Sebelum meningkatkan efisiensi peralatan pemrosesan umpan ruminansia, tugas pertama adalah untuk mengklarifikasi kebutuhan produksi. Ini termasuk menentukan faktor -faktor kunci seperti skala produksi, jenis produk (pakan terkonsentrasi atau kasar), dan karakteristik bahan baku. Untuk produsen skala besar, peralatan dengan otomatisasi tinggi dan kinerja superior harus dipilih untuk memenuhi kebutuhan produksi yang efisien; Sementara peternakan keluarga kecil dapat memilih peralatan semi-otomatis atau manual untuk mengurangi biaya produksi.

| Model | Kapasitas | Kekuatan | Dimensi | Berat |
| 125 | 80-100 kg/jam | 3kw | 110*35*70 cm | 95 kg |
| 150 | 120-150 kg/jam | 4KW | 115*35*80cm | 100 kg |
| 210 | 200-300 kg/jam | 7.5kw | 115*45*95cm | 300 kg |
| 260 | 500-600 kg/jam | 15kw | 138*46*100cm | 350 kg |
| 300 | 700-800 kg/jam | 22kw | 130*53*105cm | 600 kg |
| 360 | 900-1000 kg/jam | 22kw | 160*67*150cm | 800 kg |
| 400 | 1200-1500 kg/jam | 30kw | 160*68*145cm | 1200 kg |
Selain itu, perhatian harus diberikan pada indikator kinerja seperti kapasitas produksi peralatan, kecepatan pemrosesan, akurasi dan stabilitas. Indikator -indikator ini secara langsung mempengaruhi efisiensi produksi dan kualitas produk, sehingga pertimbangan komprehensif harus dibuat ketika memilih peralatan untuk memastikan bahwa peralatan yang dipilih dapat memenuhi kebutuhan produksi aktual.

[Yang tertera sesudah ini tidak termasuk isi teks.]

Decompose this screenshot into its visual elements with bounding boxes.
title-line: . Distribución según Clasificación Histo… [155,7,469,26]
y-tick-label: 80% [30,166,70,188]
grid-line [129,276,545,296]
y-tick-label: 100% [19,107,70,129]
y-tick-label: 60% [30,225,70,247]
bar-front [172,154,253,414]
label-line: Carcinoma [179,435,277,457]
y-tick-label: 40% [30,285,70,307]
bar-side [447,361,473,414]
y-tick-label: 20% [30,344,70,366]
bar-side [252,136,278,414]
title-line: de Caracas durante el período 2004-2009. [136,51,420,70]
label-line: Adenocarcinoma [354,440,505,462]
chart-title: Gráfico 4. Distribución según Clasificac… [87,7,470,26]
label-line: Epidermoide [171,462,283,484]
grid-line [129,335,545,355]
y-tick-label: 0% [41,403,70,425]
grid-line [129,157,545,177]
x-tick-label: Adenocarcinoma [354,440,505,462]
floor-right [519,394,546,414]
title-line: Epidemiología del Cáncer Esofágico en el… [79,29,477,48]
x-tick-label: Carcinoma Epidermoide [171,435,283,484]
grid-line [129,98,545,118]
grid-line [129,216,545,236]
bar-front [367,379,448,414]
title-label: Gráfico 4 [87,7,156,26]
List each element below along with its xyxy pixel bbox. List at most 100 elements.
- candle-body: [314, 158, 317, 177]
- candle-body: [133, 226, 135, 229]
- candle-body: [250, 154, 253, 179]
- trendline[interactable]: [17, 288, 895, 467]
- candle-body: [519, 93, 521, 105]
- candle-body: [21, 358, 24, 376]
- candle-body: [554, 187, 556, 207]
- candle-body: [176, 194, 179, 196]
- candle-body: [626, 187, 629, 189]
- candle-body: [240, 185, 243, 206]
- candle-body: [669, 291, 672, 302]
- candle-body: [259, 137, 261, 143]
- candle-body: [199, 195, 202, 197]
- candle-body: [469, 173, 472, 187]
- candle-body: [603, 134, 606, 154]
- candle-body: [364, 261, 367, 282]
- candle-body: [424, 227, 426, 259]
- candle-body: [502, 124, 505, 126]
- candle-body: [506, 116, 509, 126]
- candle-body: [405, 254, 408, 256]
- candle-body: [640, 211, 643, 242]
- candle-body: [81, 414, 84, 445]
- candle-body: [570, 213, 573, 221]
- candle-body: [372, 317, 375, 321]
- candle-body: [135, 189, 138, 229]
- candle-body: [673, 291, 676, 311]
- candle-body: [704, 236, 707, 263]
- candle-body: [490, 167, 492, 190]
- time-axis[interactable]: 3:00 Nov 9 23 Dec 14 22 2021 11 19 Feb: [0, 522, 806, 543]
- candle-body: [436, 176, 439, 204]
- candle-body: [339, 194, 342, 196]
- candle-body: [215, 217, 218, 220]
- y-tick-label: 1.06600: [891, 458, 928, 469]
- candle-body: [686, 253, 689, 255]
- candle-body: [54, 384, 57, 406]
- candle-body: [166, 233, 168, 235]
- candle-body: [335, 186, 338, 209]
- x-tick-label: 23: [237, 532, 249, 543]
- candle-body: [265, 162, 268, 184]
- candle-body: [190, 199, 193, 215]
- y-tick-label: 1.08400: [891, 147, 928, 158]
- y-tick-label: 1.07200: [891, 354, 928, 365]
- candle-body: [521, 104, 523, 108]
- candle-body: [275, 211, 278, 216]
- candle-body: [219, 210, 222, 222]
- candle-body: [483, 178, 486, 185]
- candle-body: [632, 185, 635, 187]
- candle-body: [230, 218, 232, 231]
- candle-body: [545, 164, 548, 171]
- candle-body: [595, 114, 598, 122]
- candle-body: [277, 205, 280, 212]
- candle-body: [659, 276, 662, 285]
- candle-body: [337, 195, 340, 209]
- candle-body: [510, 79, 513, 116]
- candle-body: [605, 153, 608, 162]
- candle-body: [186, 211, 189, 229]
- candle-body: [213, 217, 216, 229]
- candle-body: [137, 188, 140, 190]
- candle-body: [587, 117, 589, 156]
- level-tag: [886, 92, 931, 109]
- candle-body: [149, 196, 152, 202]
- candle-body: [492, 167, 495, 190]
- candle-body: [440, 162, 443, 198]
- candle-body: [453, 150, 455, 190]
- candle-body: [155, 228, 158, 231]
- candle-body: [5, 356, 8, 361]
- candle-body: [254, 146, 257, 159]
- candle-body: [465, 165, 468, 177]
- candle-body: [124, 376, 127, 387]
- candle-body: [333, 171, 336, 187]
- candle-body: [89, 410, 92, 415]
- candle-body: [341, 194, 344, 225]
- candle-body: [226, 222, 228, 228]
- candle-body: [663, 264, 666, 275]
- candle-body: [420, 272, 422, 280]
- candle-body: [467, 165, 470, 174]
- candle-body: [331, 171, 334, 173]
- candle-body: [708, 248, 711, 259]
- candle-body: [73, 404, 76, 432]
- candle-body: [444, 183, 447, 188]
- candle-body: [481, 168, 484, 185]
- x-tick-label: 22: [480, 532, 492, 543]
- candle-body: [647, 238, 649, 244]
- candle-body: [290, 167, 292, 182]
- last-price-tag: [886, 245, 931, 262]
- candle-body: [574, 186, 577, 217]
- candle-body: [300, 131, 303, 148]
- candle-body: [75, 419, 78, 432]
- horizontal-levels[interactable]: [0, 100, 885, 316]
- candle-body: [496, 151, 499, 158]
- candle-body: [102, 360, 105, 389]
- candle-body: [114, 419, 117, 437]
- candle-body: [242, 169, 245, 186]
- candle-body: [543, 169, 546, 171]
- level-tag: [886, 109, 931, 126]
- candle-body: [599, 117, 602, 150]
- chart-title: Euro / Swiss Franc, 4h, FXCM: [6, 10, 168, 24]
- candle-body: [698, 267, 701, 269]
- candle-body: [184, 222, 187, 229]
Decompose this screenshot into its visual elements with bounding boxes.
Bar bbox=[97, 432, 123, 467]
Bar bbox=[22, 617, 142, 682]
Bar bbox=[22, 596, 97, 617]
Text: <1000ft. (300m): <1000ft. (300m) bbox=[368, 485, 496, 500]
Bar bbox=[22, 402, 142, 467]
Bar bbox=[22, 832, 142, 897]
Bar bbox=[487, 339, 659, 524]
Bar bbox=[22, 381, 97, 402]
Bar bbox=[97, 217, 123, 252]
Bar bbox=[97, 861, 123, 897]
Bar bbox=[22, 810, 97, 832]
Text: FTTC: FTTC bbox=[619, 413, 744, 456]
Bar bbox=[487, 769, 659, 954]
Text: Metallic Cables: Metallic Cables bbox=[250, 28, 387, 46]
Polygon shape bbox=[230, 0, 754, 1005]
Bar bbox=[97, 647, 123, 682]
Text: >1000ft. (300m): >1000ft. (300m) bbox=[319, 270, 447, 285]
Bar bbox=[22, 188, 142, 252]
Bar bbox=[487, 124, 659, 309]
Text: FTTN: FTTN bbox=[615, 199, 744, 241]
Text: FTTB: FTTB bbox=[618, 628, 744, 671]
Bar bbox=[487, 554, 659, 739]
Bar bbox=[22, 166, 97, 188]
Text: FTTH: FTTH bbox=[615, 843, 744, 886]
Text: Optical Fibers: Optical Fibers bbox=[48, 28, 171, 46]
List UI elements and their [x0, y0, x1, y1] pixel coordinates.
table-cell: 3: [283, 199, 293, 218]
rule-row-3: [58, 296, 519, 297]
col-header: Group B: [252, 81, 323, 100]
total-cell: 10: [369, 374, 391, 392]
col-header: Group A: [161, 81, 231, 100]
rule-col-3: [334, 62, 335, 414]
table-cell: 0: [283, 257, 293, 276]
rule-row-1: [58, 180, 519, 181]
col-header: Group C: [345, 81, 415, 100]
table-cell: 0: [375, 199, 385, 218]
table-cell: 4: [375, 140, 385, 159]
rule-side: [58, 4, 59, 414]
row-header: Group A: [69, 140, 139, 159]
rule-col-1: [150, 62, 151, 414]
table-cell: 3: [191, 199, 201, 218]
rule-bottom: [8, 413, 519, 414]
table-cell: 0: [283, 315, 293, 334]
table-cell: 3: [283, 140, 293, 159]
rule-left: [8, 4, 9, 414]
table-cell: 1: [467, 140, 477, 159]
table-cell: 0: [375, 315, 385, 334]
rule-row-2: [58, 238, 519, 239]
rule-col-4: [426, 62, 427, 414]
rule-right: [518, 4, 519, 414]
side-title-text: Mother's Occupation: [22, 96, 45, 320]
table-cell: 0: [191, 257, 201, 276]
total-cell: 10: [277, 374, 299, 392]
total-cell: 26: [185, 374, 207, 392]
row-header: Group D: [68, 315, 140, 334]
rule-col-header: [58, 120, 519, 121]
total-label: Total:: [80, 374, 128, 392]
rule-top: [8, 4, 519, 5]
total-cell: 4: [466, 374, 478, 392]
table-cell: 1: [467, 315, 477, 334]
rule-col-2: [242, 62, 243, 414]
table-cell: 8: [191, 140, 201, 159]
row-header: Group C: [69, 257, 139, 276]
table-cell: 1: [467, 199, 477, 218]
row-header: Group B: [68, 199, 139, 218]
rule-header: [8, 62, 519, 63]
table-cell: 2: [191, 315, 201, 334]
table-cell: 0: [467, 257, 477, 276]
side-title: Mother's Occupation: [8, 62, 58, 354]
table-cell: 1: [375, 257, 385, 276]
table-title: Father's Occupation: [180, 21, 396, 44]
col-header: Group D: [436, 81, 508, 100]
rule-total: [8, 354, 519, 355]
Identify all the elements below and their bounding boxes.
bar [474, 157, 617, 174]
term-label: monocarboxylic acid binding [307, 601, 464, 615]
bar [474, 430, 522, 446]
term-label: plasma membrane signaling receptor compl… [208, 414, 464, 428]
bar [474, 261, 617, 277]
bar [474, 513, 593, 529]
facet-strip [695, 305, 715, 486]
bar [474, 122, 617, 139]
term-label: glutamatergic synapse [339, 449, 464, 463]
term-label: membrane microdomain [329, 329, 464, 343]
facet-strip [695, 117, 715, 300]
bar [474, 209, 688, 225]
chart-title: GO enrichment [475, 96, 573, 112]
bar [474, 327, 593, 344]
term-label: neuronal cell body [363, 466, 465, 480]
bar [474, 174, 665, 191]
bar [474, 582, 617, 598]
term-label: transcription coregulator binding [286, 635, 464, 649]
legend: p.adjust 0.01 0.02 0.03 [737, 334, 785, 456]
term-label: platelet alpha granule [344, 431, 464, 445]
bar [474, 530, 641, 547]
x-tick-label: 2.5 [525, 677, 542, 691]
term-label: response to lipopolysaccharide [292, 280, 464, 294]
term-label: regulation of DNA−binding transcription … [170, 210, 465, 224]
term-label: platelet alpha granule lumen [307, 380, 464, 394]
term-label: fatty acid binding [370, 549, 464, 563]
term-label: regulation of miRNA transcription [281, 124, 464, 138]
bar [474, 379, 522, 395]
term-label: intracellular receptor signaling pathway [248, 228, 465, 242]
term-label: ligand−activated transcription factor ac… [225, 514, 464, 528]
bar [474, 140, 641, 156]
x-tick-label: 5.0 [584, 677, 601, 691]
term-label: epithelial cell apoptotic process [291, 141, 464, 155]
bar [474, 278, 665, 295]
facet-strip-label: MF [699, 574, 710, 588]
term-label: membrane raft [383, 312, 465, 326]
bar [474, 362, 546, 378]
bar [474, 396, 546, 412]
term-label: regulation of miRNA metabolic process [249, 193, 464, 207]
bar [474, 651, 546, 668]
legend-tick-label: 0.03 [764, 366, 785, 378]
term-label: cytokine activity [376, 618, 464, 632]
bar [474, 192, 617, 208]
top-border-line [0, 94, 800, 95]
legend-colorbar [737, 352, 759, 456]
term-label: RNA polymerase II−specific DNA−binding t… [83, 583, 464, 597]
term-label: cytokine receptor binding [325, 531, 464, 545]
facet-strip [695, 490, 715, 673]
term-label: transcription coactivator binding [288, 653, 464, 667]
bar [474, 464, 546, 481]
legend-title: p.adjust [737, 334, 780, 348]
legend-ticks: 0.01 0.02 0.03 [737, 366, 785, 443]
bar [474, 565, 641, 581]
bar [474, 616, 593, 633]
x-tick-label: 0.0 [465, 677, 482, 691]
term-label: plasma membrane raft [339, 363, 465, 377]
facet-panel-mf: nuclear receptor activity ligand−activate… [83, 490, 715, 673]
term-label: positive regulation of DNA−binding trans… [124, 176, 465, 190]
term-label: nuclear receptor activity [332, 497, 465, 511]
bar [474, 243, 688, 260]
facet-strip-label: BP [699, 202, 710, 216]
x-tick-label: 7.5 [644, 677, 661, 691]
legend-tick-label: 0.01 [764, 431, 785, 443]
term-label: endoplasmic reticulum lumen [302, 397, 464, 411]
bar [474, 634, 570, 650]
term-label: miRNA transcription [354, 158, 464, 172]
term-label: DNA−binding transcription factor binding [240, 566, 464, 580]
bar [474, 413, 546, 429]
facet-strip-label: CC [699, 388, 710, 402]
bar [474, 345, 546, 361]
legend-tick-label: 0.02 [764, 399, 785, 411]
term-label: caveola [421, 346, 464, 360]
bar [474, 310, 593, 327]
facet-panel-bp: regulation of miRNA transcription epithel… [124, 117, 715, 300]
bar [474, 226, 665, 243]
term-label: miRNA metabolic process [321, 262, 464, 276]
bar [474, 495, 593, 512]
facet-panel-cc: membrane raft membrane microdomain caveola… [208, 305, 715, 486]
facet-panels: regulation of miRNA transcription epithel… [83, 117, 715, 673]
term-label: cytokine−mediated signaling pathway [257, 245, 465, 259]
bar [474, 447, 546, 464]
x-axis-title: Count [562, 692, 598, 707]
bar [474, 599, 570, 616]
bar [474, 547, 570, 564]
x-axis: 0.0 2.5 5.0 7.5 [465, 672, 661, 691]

Optimalkan Aliran Proses: Menganalisis setiap tautan dari jalur produksi umpan ruminansia, temukan hambatan dan tautan yang tidak perlu, dan mengoptimalkan aliran proses. Atur secara wajar urutan dan rasio waktu dari setiap proses untuk membuat seluruh proses produksi lebih efisien.
Konfigurasi peralatan yang wajar: Menurut volume produksi dan persyaratan produksi, peralatan produksi harus dikonfigurasi secara wajar. Dengan meningkatkan kapasitas produksi peralatan, mengurangi tingkat kegagalan peralatan dan waktu pemeliharaan, efisiensi produksi dapat ditingkatkan.